Mr Justice Frank Clarke today found the Minister was not entitled to impose his own views on the proper planning and development of an area over those of the elected representatives of the Council who had designated the "district centre" in the area draft development plan 2010-2016.
The judge also ruled the Minister's directions were invalid because he failed to give interested parties, including Tristor Ltd, which planned to develop the Carrickmines District Centre, the opportunity to be heard on the measures to be adopted by the Minister, particularly his decision the lands at Carckmines should revert to being zoned for economc developmnent and employment.
On the basis of those and other findings, the judge granted an order to Tristor quashing the Minister's March 2010 directions that the districtcentre designation be overturned. He also directed the Council to reconsider the area development plan 2010-2016 in light of the court's findings the Council was no longer bound by the Minister's directions.

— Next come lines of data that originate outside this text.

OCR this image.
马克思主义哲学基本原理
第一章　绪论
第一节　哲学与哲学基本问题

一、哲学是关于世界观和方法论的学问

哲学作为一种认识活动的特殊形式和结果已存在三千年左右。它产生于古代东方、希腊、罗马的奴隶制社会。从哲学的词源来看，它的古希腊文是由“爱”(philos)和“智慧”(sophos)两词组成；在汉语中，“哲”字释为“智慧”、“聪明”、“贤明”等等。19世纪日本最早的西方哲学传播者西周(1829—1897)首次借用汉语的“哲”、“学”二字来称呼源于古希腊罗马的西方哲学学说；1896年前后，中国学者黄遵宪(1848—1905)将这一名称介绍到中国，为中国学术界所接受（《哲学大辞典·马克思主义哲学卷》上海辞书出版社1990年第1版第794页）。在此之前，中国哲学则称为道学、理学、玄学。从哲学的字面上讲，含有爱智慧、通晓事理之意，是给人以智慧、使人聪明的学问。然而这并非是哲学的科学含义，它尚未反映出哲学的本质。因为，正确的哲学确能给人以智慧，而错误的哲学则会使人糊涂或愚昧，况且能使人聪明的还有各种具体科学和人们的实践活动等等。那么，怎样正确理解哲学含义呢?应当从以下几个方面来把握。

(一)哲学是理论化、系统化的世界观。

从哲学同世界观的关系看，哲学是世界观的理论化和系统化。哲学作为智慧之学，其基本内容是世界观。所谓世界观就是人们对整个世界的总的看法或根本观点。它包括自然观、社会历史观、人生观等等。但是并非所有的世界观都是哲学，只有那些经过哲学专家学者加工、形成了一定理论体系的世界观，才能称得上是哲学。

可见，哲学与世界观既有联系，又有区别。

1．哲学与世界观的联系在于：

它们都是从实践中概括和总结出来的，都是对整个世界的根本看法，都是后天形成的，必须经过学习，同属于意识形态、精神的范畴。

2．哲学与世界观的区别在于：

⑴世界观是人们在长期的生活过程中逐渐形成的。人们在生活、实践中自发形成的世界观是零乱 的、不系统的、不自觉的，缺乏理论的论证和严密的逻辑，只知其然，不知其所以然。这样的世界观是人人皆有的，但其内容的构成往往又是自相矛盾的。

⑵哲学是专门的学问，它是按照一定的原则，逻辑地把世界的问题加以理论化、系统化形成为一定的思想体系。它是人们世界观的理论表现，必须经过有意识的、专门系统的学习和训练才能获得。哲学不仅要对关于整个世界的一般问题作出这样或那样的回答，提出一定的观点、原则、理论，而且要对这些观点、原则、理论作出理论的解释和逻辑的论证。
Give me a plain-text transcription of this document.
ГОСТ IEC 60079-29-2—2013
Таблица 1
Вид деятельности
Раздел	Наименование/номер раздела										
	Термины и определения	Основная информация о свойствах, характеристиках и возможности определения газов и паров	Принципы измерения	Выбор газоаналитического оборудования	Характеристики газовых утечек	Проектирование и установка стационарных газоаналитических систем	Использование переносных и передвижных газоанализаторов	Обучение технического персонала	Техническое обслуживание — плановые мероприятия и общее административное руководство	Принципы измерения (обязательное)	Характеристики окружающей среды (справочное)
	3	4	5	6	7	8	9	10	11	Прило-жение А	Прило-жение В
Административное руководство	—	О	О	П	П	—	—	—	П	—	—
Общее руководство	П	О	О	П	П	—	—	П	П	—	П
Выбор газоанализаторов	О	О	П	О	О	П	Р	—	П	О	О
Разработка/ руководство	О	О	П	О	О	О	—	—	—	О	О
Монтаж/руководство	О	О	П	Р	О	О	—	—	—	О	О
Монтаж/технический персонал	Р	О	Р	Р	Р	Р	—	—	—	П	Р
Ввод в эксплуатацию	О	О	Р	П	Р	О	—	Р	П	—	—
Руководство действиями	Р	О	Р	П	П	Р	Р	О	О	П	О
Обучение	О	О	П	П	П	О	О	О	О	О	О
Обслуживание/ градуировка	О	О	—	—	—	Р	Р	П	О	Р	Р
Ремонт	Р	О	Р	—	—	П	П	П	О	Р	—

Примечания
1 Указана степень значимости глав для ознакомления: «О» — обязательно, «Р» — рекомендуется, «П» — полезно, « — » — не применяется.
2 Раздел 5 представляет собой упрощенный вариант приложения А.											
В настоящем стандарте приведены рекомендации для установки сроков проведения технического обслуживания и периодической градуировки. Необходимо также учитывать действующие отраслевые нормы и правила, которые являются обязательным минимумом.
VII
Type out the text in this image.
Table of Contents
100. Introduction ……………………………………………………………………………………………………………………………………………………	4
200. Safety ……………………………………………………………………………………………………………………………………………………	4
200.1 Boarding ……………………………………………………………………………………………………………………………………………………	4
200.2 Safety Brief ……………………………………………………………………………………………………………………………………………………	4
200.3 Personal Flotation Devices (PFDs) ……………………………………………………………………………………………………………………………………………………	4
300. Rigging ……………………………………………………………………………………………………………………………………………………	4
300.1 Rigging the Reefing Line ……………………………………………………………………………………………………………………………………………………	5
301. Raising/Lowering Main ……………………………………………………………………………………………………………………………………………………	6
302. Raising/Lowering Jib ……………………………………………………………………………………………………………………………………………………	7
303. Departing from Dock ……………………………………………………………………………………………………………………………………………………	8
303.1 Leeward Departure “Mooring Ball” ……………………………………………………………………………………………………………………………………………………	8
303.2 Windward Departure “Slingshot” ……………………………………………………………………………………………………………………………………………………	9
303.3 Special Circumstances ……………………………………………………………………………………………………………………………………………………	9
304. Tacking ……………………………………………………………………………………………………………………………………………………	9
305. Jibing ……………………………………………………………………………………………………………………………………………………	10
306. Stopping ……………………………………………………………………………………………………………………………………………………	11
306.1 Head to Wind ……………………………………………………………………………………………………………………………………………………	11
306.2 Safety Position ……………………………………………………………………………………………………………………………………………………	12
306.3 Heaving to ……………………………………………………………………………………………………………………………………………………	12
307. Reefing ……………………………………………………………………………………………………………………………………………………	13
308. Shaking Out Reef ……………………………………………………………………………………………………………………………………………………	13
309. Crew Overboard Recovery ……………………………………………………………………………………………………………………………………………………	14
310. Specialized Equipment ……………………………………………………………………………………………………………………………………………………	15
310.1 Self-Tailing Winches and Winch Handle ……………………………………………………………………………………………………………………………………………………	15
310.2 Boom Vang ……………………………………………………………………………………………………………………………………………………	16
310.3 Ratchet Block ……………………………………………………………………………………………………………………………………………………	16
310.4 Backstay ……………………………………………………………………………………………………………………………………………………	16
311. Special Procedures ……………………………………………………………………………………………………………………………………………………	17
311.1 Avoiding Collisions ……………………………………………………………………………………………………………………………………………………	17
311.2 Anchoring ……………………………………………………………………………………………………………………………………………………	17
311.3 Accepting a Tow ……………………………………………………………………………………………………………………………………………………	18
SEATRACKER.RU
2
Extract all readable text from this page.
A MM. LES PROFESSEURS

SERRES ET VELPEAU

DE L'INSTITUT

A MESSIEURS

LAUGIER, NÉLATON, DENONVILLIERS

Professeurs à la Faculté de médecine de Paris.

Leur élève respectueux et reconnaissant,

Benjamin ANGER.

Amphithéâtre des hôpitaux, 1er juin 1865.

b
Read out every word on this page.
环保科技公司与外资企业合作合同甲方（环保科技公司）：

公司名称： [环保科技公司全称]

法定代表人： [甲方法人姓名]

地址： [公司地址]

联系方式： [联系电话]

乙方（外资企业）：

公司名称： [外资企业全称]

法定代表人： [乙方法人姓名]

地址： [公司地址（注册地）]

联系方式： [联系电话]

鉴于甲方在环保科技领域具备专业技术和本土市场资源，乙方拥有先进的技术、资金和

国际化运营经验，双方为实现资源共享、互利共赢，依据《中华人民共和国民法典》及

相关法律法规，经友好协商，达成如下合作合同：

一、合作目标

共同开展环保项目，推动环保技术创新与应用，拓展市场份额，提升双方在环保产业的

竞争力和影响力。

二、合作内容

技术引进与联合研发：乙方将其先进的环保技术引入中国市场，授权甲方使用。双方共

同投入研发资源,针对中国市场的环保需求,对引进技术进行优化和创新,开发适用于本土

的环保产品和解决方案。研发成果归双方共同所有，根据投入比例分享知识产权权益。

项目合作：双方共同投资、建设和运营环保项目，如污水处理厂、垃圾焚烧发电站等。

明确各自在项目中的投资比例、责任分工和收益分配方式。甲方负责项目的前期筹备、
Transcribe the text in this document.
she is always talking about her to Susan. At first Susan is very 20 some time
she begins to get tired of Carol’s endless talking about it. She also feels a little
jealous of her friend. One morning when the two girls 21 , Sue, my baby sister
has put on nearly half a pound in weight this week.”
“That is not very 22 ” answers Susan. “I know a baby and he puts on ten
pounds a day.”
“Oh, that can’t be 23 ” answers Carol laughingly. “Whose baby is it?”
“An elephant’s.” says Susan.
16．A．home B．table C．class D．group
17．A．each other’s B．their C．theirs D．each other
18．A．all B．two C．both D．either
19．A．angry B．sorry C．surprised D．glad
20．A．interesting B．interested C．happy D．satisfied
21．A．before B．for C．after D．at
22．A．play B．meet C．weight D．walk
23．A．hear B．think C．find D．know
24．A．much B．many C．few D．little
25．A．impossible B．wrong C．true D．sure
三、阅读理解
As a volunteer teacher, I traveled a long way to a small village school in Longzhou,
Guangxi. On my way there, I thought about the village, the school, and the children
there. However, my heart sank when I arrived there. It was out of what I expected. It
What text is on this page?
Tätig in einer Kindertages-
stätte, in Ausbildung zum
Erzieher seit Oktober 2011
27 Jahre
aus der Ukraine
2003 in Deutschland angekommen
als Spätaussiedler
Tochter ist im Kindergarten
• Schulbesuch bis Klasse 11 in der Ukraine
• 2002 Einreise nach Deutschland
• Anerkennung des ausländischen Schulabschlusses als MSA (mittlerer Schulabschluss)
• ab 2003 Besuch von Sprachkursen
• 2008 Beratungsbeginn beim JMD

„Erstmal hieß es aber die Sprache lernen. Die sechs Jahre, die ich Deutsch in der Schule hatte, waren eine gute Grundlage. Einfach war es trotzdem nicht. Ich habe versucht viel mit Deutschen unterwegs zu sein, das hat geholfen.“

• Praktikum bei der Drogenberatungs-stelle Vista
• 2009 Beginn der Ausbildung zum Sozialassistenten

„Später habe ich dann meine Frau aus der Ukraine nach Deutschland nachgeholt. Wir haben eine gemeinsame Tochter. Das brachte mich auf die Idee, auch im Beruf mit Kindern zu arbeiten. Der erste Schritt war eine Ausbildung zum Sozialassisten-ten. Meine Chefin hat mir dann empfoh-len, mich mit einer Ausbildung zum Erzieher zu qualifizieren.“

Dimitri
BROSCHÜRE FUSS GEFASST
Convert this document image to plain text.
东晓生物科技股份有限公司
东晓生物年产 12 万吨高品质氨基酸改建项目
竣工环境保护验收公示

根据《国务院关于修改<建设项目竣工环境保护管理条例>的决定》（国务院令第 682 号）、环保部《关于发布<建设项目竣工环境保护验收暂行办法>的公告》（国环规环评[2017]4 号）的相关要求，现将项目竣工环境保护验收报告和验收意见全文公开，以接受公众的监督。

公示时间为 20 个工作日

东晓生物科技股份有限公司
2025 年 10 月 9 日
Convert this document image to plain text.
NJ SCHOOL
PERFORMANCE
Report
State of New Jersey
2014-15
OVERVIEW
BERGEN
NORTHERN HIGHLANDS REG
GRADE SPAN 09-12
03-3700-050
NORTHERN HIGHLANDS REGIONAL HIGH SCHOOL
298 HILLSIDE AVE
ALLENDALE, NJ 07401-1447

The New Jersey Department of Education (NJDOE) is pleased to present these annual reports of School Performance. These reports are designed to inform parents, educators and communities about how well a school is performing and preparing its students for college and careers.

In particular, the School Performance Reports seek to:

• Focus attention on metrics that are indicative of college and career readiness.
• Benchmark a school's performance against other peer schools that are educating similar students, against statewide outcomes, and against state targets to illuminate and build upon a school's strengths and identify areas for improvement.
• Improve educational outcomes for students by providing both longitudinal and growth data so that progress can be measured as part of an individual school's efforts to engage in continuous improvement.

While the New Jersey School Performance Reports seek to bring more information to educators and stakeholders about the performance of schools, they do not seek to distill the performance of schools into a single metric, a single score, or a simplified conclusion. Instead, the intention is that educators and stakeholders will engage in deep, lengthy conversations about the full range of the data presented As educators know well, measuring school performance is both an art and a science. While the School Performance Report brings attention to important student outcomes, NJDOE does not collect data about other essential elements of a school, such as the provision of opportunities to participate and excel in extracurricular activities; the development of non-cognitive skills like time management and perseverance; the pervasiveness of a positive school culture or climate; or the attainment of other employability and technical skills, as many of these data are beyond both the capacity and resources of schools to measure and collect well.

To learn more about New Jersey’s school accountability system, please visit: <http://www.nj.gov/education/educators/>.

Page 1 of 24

Tristor wants to develop the Park Village as a "district centre" having acquired the lands in 2006 and it alleged the Minister's directions, unless quashed, would cost 1,500 jobs, including 700 jobs in construction of the scheme.
A "district centre" allows for a development with considerably more retail floorspace than a "neighbourhood centre", a designation preferred by the Minister. A neighbourhoood centre involves a development of small groups of small shops of a local nature serving a small, localised catchment population.
In opposing Tristor's challenge, the Minister said he issued the directions because the draft development plan for the area did not comply with the Planning and Development Act 2000 in that it failed to set out "an overall strategy for the proper planning and sustainable development of the area".
Because of that "significant failure" to comply with the 2000 Act, including failure to comply with the Greater Dublin Area Retail Strategy, the Minister issued directions requiring the Council to amend the plan.
Mr Justice Clarke earlier this year heard a "telescoped" action in which he was asked to decide Tristor's applicaiton for leave to bring a judicial review challenge to the directions along with the substantive hearing of the case.
Tristor, with registered offices at the Herbert Building, The Park, Carrickmines, brought the proceedings against the Minister, Dun Laoghaire Rathdown County Council, Ireland and the Attorney General.
In his reserved judgment today, Mr Justice Clarke ruled the company had established substantial grounds entitling it to judicial review related to the proper interpretation of the Minister's powers under Section 31.1 of the 2000 Act and also relating to some fair procedures arguments. He went on to find Tristor was entitled to succeed on those grounds.
The central issue in the case related to construction of Section 31.1. The judge said that required, before the Minister could make directions, he had to reach a sustainable conclusion the Council breached its obligations to agree a development plan which set out an overall strategy for the proper planning ansd sustainable development of the area. Alternatively, the Miniuster must consider there was a significant failure to comply with some other feature of the 2000 Act.
Section 31 did not entitle the Minister to issue a direction simply because he disagreed with the strategy contained in the development plan and preferred another, the judge said. Nor did it require the Minister to consider the strategy proposed by the Council was a "proper strategy" but whether it was a strategy for the "proper planning and sustainable development of the area".
Many strategies could be adopted which would be consistent with the requirement for an overall strategy for the proper planning and sustaniable development of an area and it was for the Council to decide which of the range of possible strategies was to be included in the development plan. It was not for the Minister to "second guess" the Council.
The Council's plan had set out such an overall strategy and the Minister had not applied the appropriate criteria when he issued his directions, the judge ruled. The directions were therefore invalid and must be quashed.
If the Oireachtas intended to give the Minister the widespread power he claimed, it seemed Section 31 would have been diffferently expressed, the judge said. While there was no reason in principle the Oireachtas should not give the Minister such powers, that was a matter of policy, he added.
The judge also ruled the reasons given by the Minister for not favouring the "district centre" - that it was not in accordance with the Greater Dublin Retail Strtagtegy (DRS) and was likely to exacerbate car based traffic contrary to the Retail Planning Guidelines (RPG) - did not amount to breaches of the 2000 Act entitling the Minister to overturn the District Centre designation.
Neither the DRS nor the RPG had any legal status and, while a local, authority was more than entitled to have regard to them, there was no obligation on any local authority to be bound by them, he said.
If the Oireachtas considered such strategies and guidelines should be binding on local authorities, it should enact enabling legislaiton to give mandatory status to them.
There was nothing to indicate the Council did not have regard to the guidelines in reaching its decision, he added.